Media-AnakNegeri // Lampung, 3 Januari 2025 – Harapan rakyat Indonesia akan perubahan menuju kesejahteraan kian pudar, hanya dalam kurang dari 100 hari sejak Kabinet Merah Putih dilantik pada 20 Oktober 2024. Pemerintahan yang dipimpin Presiden Prabowo Subianto dan Wakil Presiden Gibran Rakabuming Raka menuai sorotan tajam, terutama akibat kebijakan-kebijakan yang dinilai tidak pro-rakyat, seperti kenaikan Pajak Pertambahan Nilai (PPN) menjadi 12 persen.
Kebijakan ini datang di tengah kondisi ekonomi yang stagnan, memperburuk daya beli masyarakat dan meningkatkan risiko Pemutusan Hubungan Kerja (PHK) di berbagai sektor. Sepanjang tahun 2024, gelombang PHK telah melanda ribuan pekerja, memperlihatkan dampak nyata dari ketidakstabilan ekonomi nasional.
Namun, beban ekonomi rakyat yang kian berat ini diperparah oleh meningkatnya kasus korupsi di kalangan pejabat. Ironisnya, sejumlah kasus korupsi besar justru mendapatkan vonis ringan, bahkan muncul wacana pemaafan bagi koruptor dengan syarat pengembalian uang negara. Kebijakan ini memunculkan kekhawatiran bahwa penegakan hukum terhadap korupsi kian melemah.
Kesalahan Sistemik: Kapitalisme dan Demokrasi Transaksional
Masalah ini dianggap sebagai buah dari penerapan sistem ekonomi kapitalisme neoliberal yang mengedepankan kebebasan kepemilikan dan menyerahkan pengelolaan sumber daya alam kepada swasta.
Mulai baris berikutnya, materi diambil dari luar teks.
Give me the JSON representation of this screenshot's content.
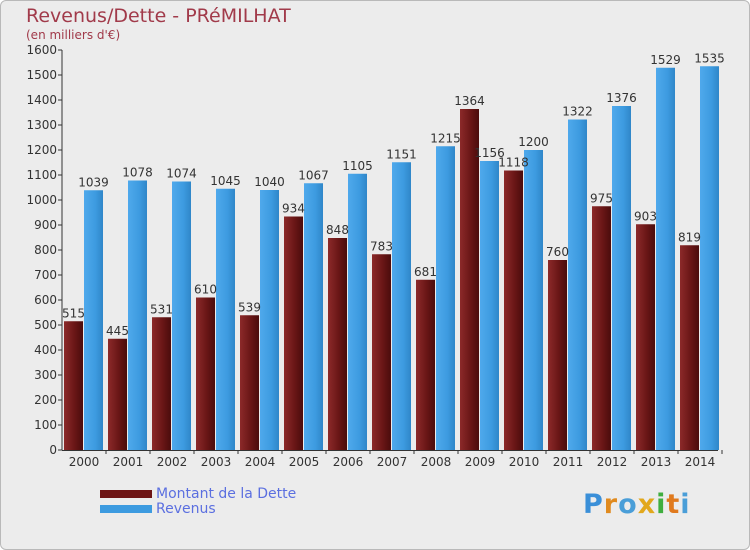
{
  "header": {
    "title": "Revenus/Dette - PRéMILHAT",
    "subtitle": "(en milliers d'€)"
  },
  "colors": {
    "debt": "#7a1c1c",
    "revenue": "#3d9be0",
    "text_accent": "#a13a4a",
    "legend_text": "#5b6fe0"
  },
  "legend": {
    "items": [
      {
        "label": "Montant de la Dette",
        "color": "#6e1515"
      },
      {
        "label": "Revenus",
        "color": "#3d9be0"
      }
    ]
  },
  "logo": {
    "text": "Proxiti"
  },
  "chart_data": {
    "type": "bar",
    "title": "Revenus/Dette - PRéMILHAT",
    "subtitle": "(en milliers d'€)",
    "categories": [
      "2000",
      "2001",
      "2002",
      "2003",
      "2004",
      "2005",
      "2006",
      "2007",
      "2008",
      "2009",
      "2010",
      "2011",
      "2012",
      "2013",
      "2014"
    ],
    "series": [
      {
        "name": "Montant de la Dette",
        "values": [
          515,
          445,
          531,
          610,
          539,
          934,
          848,
          783,
          681,
          1364,
          1118,
          760,
          975,
          903,
          819
        ]
      },
      {
        "name": "Revenus",
        "values": [
          1039,
          1078,
          1074,
          1045,
          1040,
          1067,
          1105,
          1151,
          1215,
          1156,
          1200,
          1322,
          1376,
          1529,
          1535
        ]
      }
    ],
    "ylim": [
      0,
      1600
    ],
    "yticks": [
      0,
      100,
      200,
      300,
      400,
      500,
      600,
      700,
      800,
      900,
      1000,
      1100,
      1200,
      1300,
      1400,
      1500,
      1600
    ],
    "grid": false,
    "legend_position": "bottom-left"
  }
}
Akibatnya, negara kehilangan kendali atas sumber daya strategis, bergantung pada utang, dan membebankan pajak kepada rakyat secara tidak adil.
Di sisi lain, sistem politik demokrasi yang pragmatis-transaksional juga dianggap menjadi akar persoalan. Transaksi politik yang melibatkan dana kampanye, barter jabatan, dan kolusi menciptakan lingkungan subur bagi korupsi. Data menunjukkan bahwa sejak 2004 hingga awal 2022, lebih dari 170 kepala daerah telah terjerat kasus korupsi, angka yang terus bertambah setiap tahun.
Solusi Islam: Pemerintahan Bebas Pajak dan Anti Korupsi
Sebagai alternatif, Islam menawarkan sistem pemerintahan berbasis syariah yang mengutamakan keadilan, efisiensi, dan tanggung jawab moral penguasa. Dalam sistem Islam, pajak hanya diberlakukan dalam kondisi darurat dan tidak menjadi sumber utama pendapatan negara. Sebaliknya, anggaran negara bergantung pada pengelolaan sumber daya alam yang sepenuhnya dikuasai negara untuk kesejahteraan rakyat.
Sistem ini juga menjamin transparansi dan akuntabilitas melalui penerapan hukuman tegas terhadap pelaku korupsi, mulai dari penyitaan harta hingga hukuman mati, sesuai tingkat kejahatan. Selain itu, penguasa dipilih berdasarkan ketakwaan dan kapasitas, bukan melalui politik biaya tinggi yang membuka celah korupsi.
Khalifah Umar bin Khattab, salah satu pemimpin Islam terbaik, menjadi teladan dalam memberantas korupsi. Beliau tidak segan menyita harta tak wajar milik pejabat dan memastikan keadilan berlaku, bahkan terhadap keluarganya sendiri.
Penerapan syariah Islam secara menyeluruh dinilai sebagai solusi untuk mewujudkan pemerintahan yang bersih, bebas pajak, dan pro-rakyat. Islam menawarkan sistem yang adil dan sempurna karena bersumber dari Allah SWT. Oleh karena itu, penerapan syariah Islam dalam bingkai Khilafah dianggap sebagai jalan keluar dari krisis yang melanda bangsa ini.
Hikmah: Allah SWT berfirman, “Siapa saja yang berpaling dari peringatan-Ku (al-Quran), sungguh dia akan merasakan kehidupan yang sempit dan Kami akan mengumpulkan dirinya pada Hari Kiamat dalam keadaan buta.” (QS Tha-ha [20]: 124).
Dengan ketegasan hukum dan keberpihakan kepada rakyat, diharapkan tercipta kehidupan yang lebih adil dan sejahtera.